Author(s): Zheng-Mei Xiong, Christina LaDana, Di Wu, Kan Cao.



Lipodystrophies, characterized by partial or complete loss of adipose tissue, have been associated with mutations in the lamin A gene. It remains unclear how lamin A mutants interfere with adipose tissue formation. Hutchinson–Gilford progeria syndrome (HGPS) presents the most severe form of lamin A-associated diseases, whose patients show a complete loss of subcutaneous fat. Using iPSCs reprogrammed from HGPS fibroblasts, we induced adipocyte formation from iPSC derived embryoid bodies or from iPSC derived mesenchymal stem cells.

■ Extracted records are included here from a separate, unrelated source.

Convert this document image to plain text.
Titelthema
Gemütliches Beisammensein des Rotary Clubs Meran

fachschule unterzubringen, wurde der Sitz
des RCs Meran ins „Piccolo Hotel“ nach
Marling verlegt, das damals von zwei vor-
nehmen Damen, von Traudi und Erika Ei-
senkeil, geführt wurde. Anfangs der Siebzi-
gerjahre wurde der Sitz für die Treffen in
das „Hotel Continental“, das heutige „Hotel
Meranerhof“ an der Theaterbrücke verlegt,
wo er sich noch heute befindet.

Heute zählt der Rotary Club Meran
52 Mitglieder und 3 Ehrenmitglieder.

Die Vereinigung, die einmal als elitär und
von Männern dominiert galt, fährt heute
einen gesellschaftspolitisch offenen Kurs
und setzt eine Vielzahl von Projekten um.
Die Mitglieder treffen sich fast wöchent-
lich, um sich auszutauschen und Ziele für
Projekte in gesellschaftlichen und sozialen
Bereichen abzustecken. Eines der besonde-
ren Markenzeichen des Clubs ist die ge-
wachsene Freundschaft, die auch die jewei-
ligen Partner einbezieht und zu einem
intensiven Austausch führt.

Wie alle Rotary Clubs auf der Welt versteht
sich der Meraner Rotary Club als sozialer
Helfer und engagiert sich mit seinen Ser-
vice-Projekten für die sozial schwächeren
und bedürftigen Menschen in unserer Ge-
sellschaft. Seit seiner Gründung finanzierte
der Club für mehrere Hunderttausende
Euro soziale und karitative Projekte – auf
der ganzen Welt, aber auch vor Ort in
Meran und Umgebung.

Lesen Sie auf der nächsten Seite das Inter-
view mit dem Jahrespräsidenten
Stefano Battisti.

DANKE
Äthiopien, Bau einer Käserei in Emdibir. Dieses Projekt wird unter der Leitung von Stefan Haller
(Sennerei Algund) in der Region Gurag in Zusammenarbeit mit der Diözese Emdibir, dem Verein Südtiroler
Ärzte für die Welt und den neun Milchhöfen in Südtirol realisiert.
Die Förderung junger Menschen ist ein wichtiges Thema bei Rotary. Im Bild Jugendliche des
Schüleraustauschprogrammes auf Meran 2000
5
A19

Both approaches revealed a severe lipid storage defect in HGPS cells at late differentiation stage, faithfully recapitulating HGPS patient phenotype. Expression analysis further indicated that progerin inhibited the transcription activation of PPARγ2 and C/EBPα, but had little effects on the early adipogenic regulators. Our experiments demonstrate two comparable approaches of in vitro modeling lipodystrophies with patient-specific iPSCs, and support a regulatory role of lamin A in the terminal differentiation stage of adipogenesis.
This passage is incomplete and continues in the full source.